Sato M, Yasui N, Nakase T, Kawahata H, Sugimoto M, Hirota S, Kitamura Y, Nomura S, Ochi T
Department of Orthopaedic Surgery, Osaka University Medical School, Suita, Japan.
J Bone Miner Res. 1998 Aug;13(8):1221-31. doi: 10.1359/jbmr.1998.13.8.1221.
Distraction osteogenesis is a recently advanced principle of bone lengthening in which a bone separated by osteotomy is subjected to slow progressive distraction using an external fixation device. Appropriate mechanical tension-stress is believed not to break the callus but rather to stimulate osteogenesis. To study the molecular features of this process, the expression and localization of the mRNAs encoding osteopontin (OPN), osteocalcin (OC), matrix Gla protein (MGP), osteonectin (ON), and collagen type I and I during distraction osteogenesis were examined by in situ hybridization and Northern blot analysis. The process can be divided into three distinct phases: the lag phase for 7 days between osteotomy and the beginning of distraction, the distraction phase for 21 days, and the consolidation phase for several weeks. The histologic and molecular events taking place during the lag phase were similar to those observed in fracture healing. The osteotomy site was surrounded by external callus consisting of hyaline cartilage. As distraction started at the rate of 0.25 mm/12 h, the cartilaginous callus was elongated, deformed, and eventually separated into proximal and distal segments. The chondrocytes were stretched along the tension vector and became fibroblast-like in shape. Although morphologically these cells were distinguishable from osteogenic cells, they expressed OPN, OC, and alkaline phosphatase mRNAs. As distraction advanced, the cartilaginous callus was progressively replaced by bony callus by endochondral ossification and thereafter new bone was formed directly by intramembranous ossification. OPN mRNA was detected in preosteoblasts and osteoblasts at the boundary between fibrous tissue and new bone. ON, MGP, and OC mRNAs appeared early in the differentiation stage. The variety of cell types expressing mRNA encoding bone matrix proteins in distraction osteogenesis was much greater than that detected in the embryonic bone formation and fracture healing process. Moreover, the levels of OPN, ON, MGP, and OC mRNA expression markedly increased during the distraction phase. These results suggested that mechanical tension-stress modulates cell shape and phenotype, and stimulates the expression of the mRNA for bone matrix proteins.

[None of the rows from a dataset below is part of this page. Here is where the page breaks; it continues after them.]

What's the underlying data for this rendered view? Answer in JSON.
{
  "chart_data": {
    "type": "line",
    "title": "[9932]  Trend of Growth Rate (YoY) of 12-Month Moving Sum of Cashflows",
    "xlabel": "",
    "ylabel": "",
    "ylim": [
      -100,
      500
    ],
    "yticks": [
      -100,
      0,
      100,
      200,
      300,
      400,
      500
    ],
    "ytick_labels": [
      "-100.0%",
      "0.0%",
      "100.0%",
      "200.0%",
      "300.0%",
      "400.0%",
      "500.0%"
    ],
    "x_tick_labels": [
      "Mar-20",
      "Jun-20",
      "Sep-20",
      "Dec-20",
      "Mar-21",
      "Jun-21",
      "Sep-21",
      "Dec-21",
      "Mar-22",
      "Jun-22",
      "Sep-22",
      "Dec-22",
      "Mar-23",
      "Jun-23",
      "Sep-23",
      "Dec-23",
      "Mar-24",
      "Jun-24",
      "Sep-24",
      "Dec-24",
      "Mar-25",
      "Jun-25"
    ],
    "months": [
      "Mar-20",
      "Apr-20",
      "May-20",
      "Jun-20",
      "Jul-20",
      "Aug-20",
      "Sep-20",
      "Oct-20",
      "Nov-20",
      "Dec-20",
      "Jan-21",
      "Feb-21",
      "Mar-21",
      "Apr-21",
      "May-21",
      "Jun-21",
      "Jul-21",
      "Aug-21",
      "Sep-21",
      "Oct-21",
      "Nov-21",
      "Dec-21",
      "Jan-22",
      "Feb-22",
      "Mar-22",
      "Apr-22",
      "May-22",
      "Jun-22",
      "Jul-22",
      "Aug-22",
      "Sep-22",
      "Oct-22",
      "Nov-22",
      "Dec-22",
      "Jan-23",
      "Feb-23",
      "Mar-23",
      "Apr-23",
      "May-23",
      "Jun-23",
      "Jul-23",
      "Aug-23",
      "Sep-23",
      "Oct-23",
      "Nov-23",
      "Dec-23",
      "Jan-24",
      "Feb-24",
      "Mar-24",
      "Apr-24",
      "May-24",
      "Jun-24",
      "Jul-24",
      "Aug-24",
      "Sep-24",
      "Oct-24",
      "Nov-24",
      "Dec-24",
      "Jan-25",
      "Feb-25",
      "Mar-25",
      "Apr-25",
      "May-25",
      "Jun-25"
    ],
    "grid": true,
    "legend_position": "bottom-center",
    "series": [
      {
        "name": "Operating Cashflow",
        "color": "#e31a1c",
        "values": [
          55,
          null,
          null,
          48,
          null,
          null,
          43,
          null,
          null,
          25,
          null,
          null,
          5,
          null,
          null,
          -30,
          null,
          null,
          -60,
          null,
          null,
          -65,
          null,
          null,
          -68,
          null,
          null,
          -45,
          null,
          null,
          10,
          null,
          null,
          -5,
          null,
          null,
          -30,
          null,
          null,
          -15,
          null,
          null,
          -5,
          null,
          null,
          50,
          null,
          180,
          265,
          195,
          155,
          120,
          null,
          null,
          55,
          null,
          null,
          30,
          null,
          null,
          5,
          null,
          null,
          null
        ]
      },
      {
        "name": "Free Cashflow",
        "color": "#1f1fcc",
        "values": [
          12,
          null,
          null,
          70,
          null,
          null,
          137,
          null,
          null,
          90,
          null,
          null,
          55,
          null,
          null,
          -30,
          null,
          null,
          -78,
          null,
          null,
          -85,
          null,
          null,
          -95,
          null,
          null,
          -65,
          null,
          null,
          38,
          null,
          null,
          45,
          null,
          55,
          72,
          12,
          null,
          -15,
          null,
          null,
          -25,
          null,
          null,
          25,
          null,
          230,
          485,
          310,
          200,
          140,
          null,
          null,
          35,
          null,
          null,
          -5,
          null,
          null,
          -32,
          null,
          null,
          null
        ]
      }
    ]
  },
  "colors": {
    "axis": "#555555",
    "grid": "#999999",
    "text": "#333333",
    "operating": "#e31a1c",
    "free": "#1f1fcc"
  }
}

牵张成骨是一种最近发展起来的骨延长原理,即通过截骨分离的骨利用外固定装置进行缓慢的渐进性牵张。适当的机械张应力据信不会破坏骨痂,反而会刺激成骨。为了研究这一过程的分子特征,通过原位杂交和Northern印迹分析检测了在牵张成骨过程中编码骨桥蛋白(OPN)、骨钙素(OC)、基质Gla蛋白(MGP)、骨连接蛋白(ON)以及I型和I型胶原蛋白的mRNA的表达和定位。该过程可分为三个不同阶段:截骨与牵张开始之间的7天延迟期、21天的牵张期以及数周的巩固期。延迟期发生的组织学和分子事件与骨折愈合中观察到的相似。截骨部位被由透明软骨组成的外骨痂包围。当以0.25毫米/12小时的速度开始牵张时,软骨痂被拉长、变形,最终分为近端和远端节段。软骨细胞沿张力向量伸展并变成成纤维细胞样形状。尽管在形态上这些细胞与成骨细胞可区分,但它们表达OPN、OC和碱性磷酸酶mRNA。随着牵张的进行,软骨痂通过软骨内成骨逐渐被骨痂替代,此后新骨通过膜内成骨直接形成。在纤维组织与新骨之间的边界处,前成骨细胞和成骨细胞中检测到OPN mRNA。ON、MGP和OC mRNA在分化阶段早期出现。在牵张成骨过程中表达编码骨基质蛋白mRNA的细胞类型种类比在胚胎骨形成和骨折愈合过程中检测到的要多得多。此外,在牵张期OPN、ON、MGP和OC mRNA表达水平显著增加。这些结果表明机械张应力调节细胞形状和表型,并刺激骨基质蛋白mRNA的表达。